[This article is part of the nine-part series, “The Death of Campus Due Process,” which examines the policies used by colleges and universities to investigate allegations of sexual assault.
The series examines the civil case, “John Doe v. Brandeis University.” The case concerns the college’s investigation into whether a former Brandeis student committed sexual assault against his ex-boyfriend during their relationship.
These articles might not make sense if they are read out of order. Here is the table of contents for this series. I highly encourage readers to take their time reading these posts, as many are long and detailed. I also recommend reading the hyperlinked primary-source documents to learn more about the case.]
John Doe and Brandeis University filed a joint motion on Sept. 13, 2016 to dismiss Doe’s lawsuit.
The joint motion dismissed Doe’s claims “with prejudice,” which means that Doe agreed he would not refile the same or related charges against Brandeis in the future. The motion stated that the dismissal did not include a payment from either side, and that both Doe and Brandeis were waiving any rights to appeal.
Primary Source: Joint motion to dismiss
That same month, Patricia Hamill, one of John’s lawyers, released a press release regarding the joint motion to dismiss. In the release, Hamill said Doe felt vindicated by Judge Saylor’s ruling, which was highly critical of the procedures Brandeis had used to investigate Doe.
Hamill also cited John Doe’s concern with the expense of continuing the litigation as well as John’s desire to move on with his professional and private life.
Primary Source: Hamill’s press release
Julie Jette, director of media relations at Brandeis University, emailed this blog a statement in response to the allegations contained in John’s amended complaint and Judge Saylor’s ruling.
Jette said the university is limited in what it can say about the case. Jette added that the school denied the “vast majority” of the allegations in John’s amended complaint, and that none of the allegations in the amended complaint were ultimately substantiated.
“Judge Saylor’s ruling allowed the case to proceed but did not validate its claims. Doe then voluntarily requested dismissal of the case, and Brandeis agreed to the dismissal. There was no settlement involved,” Jette said.
“We remain confident that we have the policies and procedures in place to enable us to promptly and appropriately investigate and adjudicate allegations of sexual misconduct,” Jette added. “We continuously review and update our policies in this area to ensure that they meet the needs of our community and are in line with best practices nationally.”
Primary Source: Jette’s statement
John’s case was one of several cases profiled in the book, “The Campus Rape Frenzy,” by K.C. Johnson and Stuart Taylor Jr.

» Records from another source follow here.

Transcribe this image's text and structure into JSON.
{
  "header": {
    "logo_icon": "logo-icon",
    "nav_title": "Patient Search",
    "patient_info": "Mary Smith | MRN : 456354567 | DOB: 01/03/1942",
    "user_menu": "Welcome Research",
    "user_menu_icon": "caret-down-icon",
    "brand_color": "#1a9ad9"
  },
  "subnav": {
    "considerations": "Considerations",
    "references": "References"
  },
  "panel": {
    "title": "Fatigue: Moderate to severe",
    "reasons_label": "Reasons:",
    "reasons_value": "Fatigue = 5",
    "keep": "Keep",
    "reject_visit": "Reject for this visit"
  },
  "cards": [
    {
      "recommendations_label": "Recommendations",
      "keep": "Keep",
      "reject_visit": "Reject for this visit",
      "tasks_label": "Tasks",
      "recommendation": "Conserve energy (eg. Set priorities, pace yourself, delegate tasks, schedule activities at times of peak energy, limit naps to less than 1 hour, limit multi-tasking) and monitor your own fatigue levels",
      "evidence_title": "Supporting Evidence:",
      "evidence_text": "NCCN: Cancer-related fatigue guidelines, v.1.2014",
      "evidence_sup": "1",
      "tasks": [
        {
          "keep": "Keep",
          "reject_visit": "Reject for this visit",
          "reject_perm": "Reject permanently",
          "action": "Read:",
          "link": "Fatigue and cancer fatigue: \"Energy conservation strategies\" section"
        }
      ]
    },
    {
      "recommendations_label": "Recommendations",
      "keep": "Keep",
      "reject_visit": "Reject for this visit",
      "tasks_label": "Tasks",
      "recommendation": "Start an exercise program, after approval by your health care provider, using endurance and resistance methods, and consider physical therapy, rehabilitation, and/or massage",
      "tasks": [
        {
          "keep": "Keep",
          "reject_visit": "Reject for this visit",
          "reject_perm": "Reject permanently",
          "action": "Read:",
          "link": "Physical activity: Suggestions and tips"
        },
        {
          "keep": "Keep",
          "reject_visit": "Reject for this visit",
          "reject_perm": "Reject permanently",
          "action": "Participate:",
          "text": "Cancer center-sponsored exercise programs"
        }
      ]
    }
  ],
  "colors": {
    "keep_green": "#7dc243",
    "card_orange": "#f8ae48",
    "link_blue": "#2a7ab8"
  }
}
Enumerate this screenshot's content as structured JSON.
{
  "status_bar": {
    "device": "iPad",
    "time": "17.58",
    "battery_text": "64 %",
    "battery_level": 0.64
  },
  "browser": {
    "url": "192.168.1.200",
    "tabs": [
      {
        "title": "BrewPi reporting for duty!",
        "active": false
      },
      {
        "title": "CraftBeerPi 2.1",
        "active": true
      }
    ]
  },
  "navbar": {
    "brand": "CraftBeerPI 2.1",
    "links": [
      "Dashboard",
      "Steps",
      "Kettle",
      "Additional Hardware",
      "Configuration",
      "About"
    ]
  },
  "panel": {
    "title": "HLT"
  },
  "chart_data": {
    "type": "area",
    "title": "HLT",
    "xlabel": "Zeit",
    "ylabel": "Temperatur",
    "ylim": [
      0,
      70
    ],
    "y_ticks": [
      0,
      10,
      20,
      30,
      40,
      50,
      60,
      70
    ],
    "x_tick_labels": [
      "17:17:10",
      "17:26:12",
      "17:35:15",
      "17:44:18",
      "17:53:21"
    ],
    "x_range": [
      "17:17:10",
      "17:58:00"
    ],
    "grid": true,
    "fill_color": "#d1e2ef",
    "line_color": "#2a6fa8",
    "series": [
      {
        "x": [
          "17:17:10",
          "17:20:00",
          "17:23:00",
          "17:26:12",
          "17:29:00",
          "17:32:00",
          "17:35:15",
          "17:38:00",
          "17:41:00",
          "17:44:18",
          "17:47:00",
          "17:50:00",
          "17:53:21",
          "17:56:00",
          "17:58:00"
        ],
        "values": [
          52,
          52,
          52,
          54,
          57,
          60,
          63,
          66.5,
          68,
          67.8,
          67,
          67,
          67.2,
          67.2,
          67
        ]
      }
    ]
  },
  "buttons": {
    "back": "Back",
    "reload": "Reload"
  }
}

The book is highly critical of the changes adopted by colleges across the country to eliminate due process rights for students accused of sexual assault, and the Obama administration policies that encouraged them to do so.

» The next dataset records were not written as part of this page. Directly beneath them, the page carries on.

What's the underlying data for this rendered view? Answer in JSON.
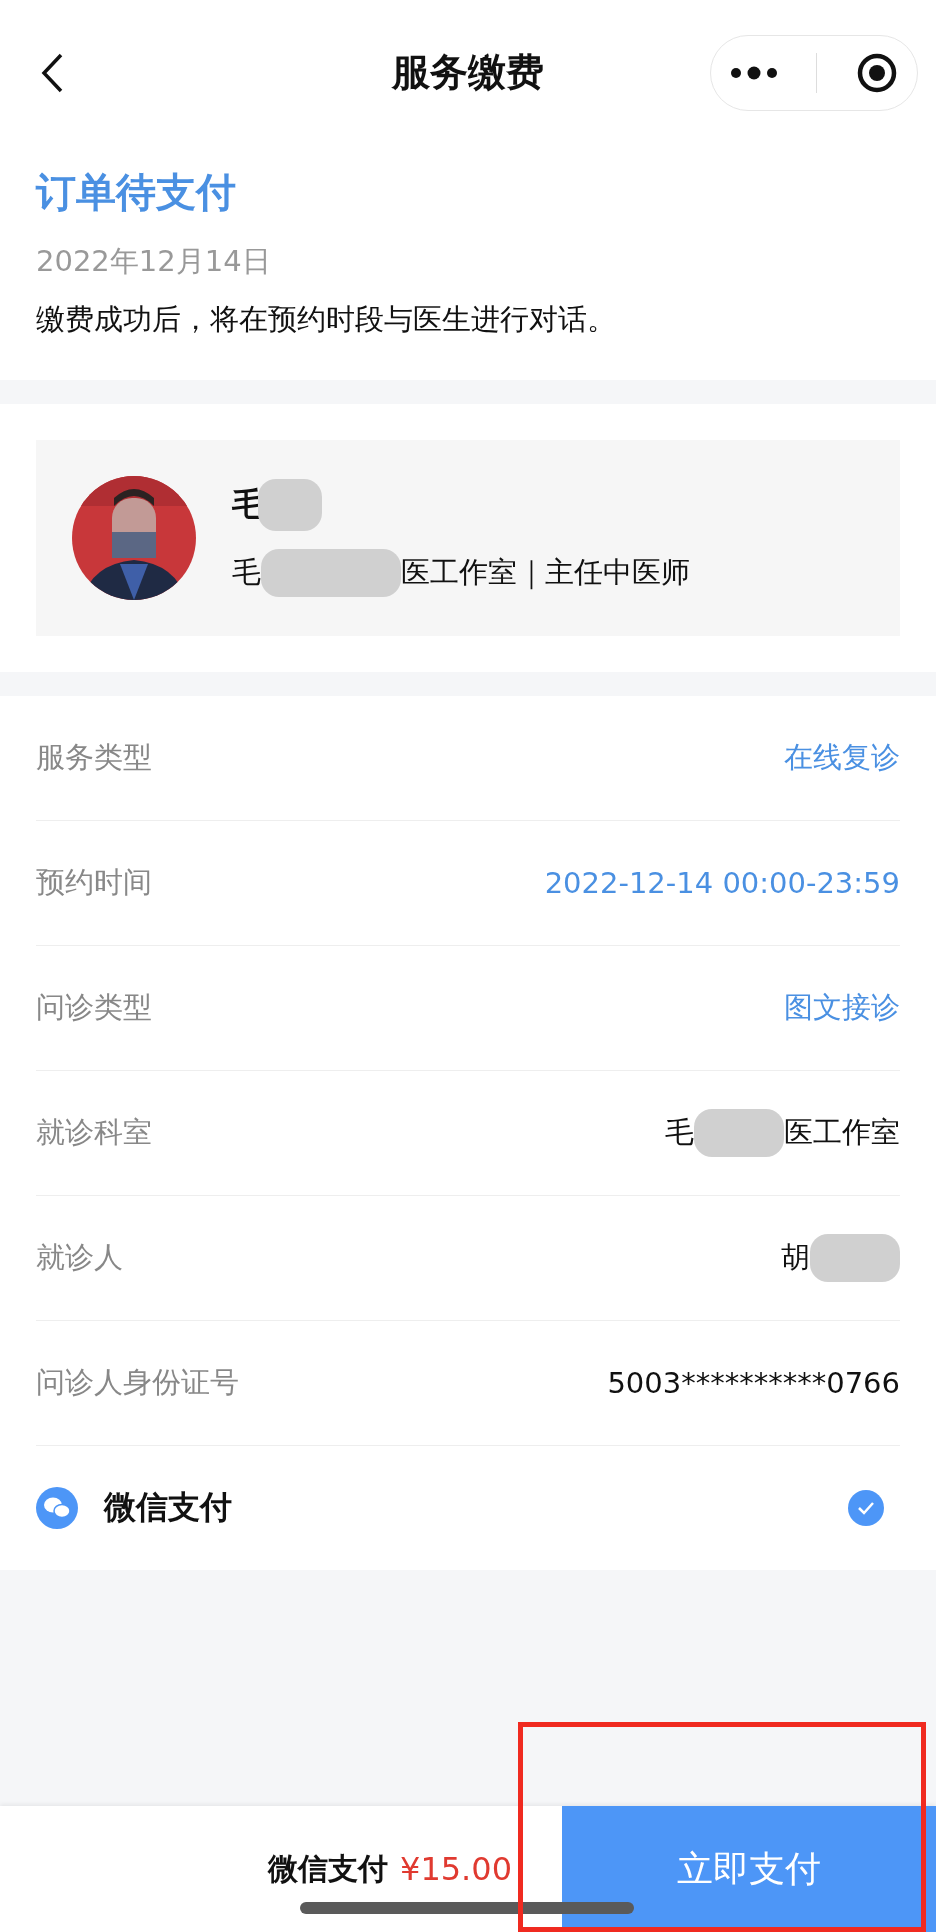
{
  "nav": {
    "title": "服务缴费"
  },
  "order": {
    "status": "订单待支付",
    "date": "2022年12月14日",
    "note": "缴费成功后，将在预约时段与医生进行对话。"
  },
  "doctor": {
    "name": "毛",
    "subtitle_before": "毛",
    "subtitle_after": "医工作室｜主任中医师"
  },
  "details": [
    {
      "label": "服务类型",
      "value": "在线复诊",
      "color": "#4a90e2"
    },
    {
      "label": "预约时间",
      "value": "2022-12-14 00:00-23:59",
      "color": "#4a90e2"
    },
    {
      "label": "问诊类型",
      "value": "图文接诊",
      "color": "#4a90e2"
    },
    {
      "label": "就诊科室",
      "value_before": "毛",
      "value": "医工作室",
      "color": "#111111"
    },
    {
      "label": "就诊人",
      "value_before": "胡",
      "color": "#111111"
    },
    {
      "label": "问诊人身份证号",
      "value": "5003**********0766",
      "color": "#111111"
    }
  ],
  "payment_methods": [
    {
      "label": "微信支付",
      "selected": true
    }
  ],
  "footer": {
    "method": "微信支付",
    "price": "¥15.00",
    "pay_button": "立即支付"
  }
}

Taylor discussed the book in an interview with American Enterprise Institute scholar Christina Hoff Summers, who is known on YouTube as “The Factual Feminist.”
During the interview, Taylor expressed his hope that the incoming Trump Administration would, “dismantle this sex bureaucracy machinery, at least at the federal level, that the Obama administration has created.”
Slate reporter Emily Yoffe wrote a great article, “The College Rape Overcorrection,” about university sexual assault policies.
The New York Times reported in July 2017 that Trump’s Education Department was reevaluating federal guidelines regarding how universities investigate allegations of sexual assault.
In September 2017, the Trump administration sent its own Dear Colleague letter to colleges and universities across the country.
Primary Source: 2017 Dear Colleague letter
In the letter, Candice Jackson, Acting Assistant Secretary for Civil Rights at the U.S. Department of Education, announced that the department was withdrawing the April 2011 Dear Colleague letter on sexual violence.
|Candice Jackson was appointed Acting Assistant Secretary for Civil Rights by Education Secretary Betsy DeVos in April 2017.|
Jackson quoted statements written by law school faculty from the University of Pennsylvania and Harvard that said the 2011 letter placed, “improper pressure upon universities to adopt procedures that do not afford fundamental fairness,” which prompted universities to adopt policies that, “lack the most basic elements of fairness and due process, are overwhelmingly stacked against the accused, and are in no way required by Title IX law or regulation.”
Secretary of Education Betsy DeVos announced in Sept. 2017 that her department will be speaking with the public about the policies it should adopt regarding sexual assault on college campuses, according to a press release.
Education Secretary Betsy DeVos, shown above, was nominated by President Donald Trump.
"In the coming months, hearing from survivors, campus administrators, parents, students and experts on sexual misconduct will be vital as we work to create a thoughtful rule that will benefit students for years to come," DeVos said. “We also will continue to work with schools and community leaders to better address preventing sexual misconduct through education and early intervention."
In the meantime, the department has published interim guidelines on the topic for colleges and universities to follow.
Know Your IX, an organization that advocates for the rights of alleged victims of sexual assault, issued a press release criticizing the Trump administration’s withdrawal of the 2011 Dear Colleague letter.
“Today’s guidance allows schools to systematically stack campus investigations against survivors and push survivors out of school,” the organization stated. “The Department of Education is sending the message that they value survivors’ access to education less than that of the students who assault and abuse them.”
It appears the debate over federal and university policies concerning sexual assault is far from over.